La Dgesco intervient, forme les formateurs. Des groupes de travail sont en place sur des questions comme l’explicitation. Cette réflexion devrait déboucher sur des formations ou des accompagnements en formation. La Dgesco se nourrit de ce que nous faisons et le dialogue que nous entretenons avec elle fait avancer l’analyse des besoins de formation.
L’envoi d’enseignants dans des séminaires nationaux ou des colloques a été budgétisé. Les enseignants des deux degrés en REP et REP+ sont invités à y assister à deux et à faire une restitution dans leur réseau. C’est indispensable que les professeurs puissent aller voir ailleurs ce qui se passe et puissent en parler avec leurs collègues. En règle générale, c’est l’Institut Français d’Éducation (IFE) qui accueille. Cette forme de formation nécessite également un budget. L’Inspection Générale de son côté accompagne de manière appuyée cet effort.

Et maintenant ?
Il s’agit maintenant pour nous d’évaluer la pertinence de tout cela. Aujourd’hui, il existe un levier : les inspections individuelles. J’ai demandé, dit Alain Pothet, à tous les inspecteurs qui inspectent en REP+ qu’une partie de leur rapport concerne la formation. Cela permet aux formateur de mesurer l’efficacité de la formation dispensée et les modifications qu’elle a pu entrainer dans les pratiques, mais aussi aux enseignants de comprendre que la formation dispensée doit nécessairement avoir une influence sur leur manière d’enseigner.

Deux axes ont été rajoutés dans le plan de formation :
• L’avancée des neurosciences cognitives pour mieux comprendre ce qui se passe dans le cerveau de l’enfant. En Éducation prioritaire, les enseignants pensent qu’avec ces enfants-là ils n’y arriveront pas. Les neurosciences démontrent, à l’inverse, que les capacités sont là. Elles se travaillent et c’est parce que les enseignants font travailler des voies nerveuses de manière répétée qu’elles vont être stabilisées. Cela donne des pistes de réflexion sur les apprentissages. Il faut être convaincu que tous les enfants sont capables de développer des zones du cerveau et d’avoir des apprentissages de grande qualité.
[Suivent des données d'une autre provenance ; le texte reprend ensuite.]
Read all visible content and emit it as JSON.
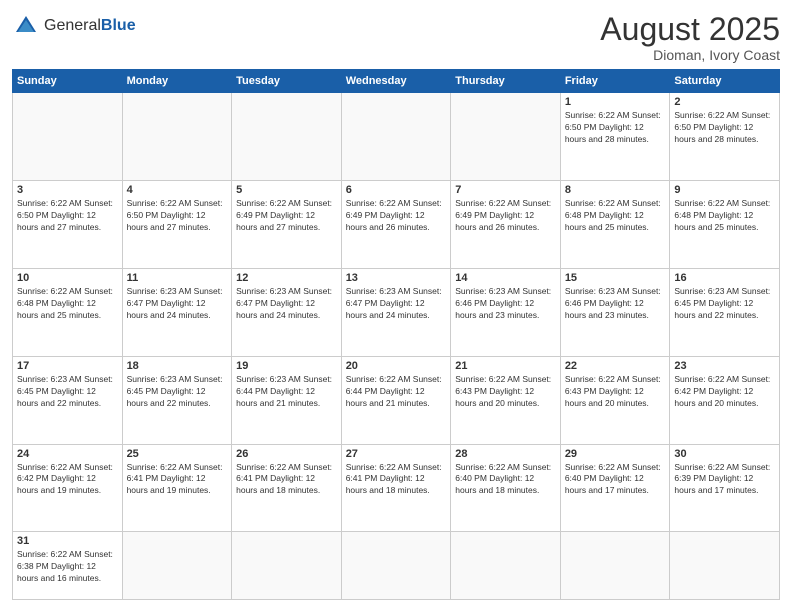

Les travaux des scientifiques dans ce domaine peuvent apporter une aide significative.
• Le bien être pour bien enseigner et bien apprendre. En Éducation prioritaire, c’est dur d’enseigner et il y a un stress important. Il existe des moyens pour travailler sur soi de manière à se "sentir mieux" et que les élèves aussi "se sentent mieux". En Éducation prioritaire, une offre de formation va être développée autour de cet axe. Cela a forcément un impact sur les apprentissages.

En conclusion, dira Alain Pothet, toutes les formations dispensées, tous les colloques suivis, tous les travaux menés avec les laboratoires de recherche ne doivent viser qu’un seul objectif : être au service de l’élève.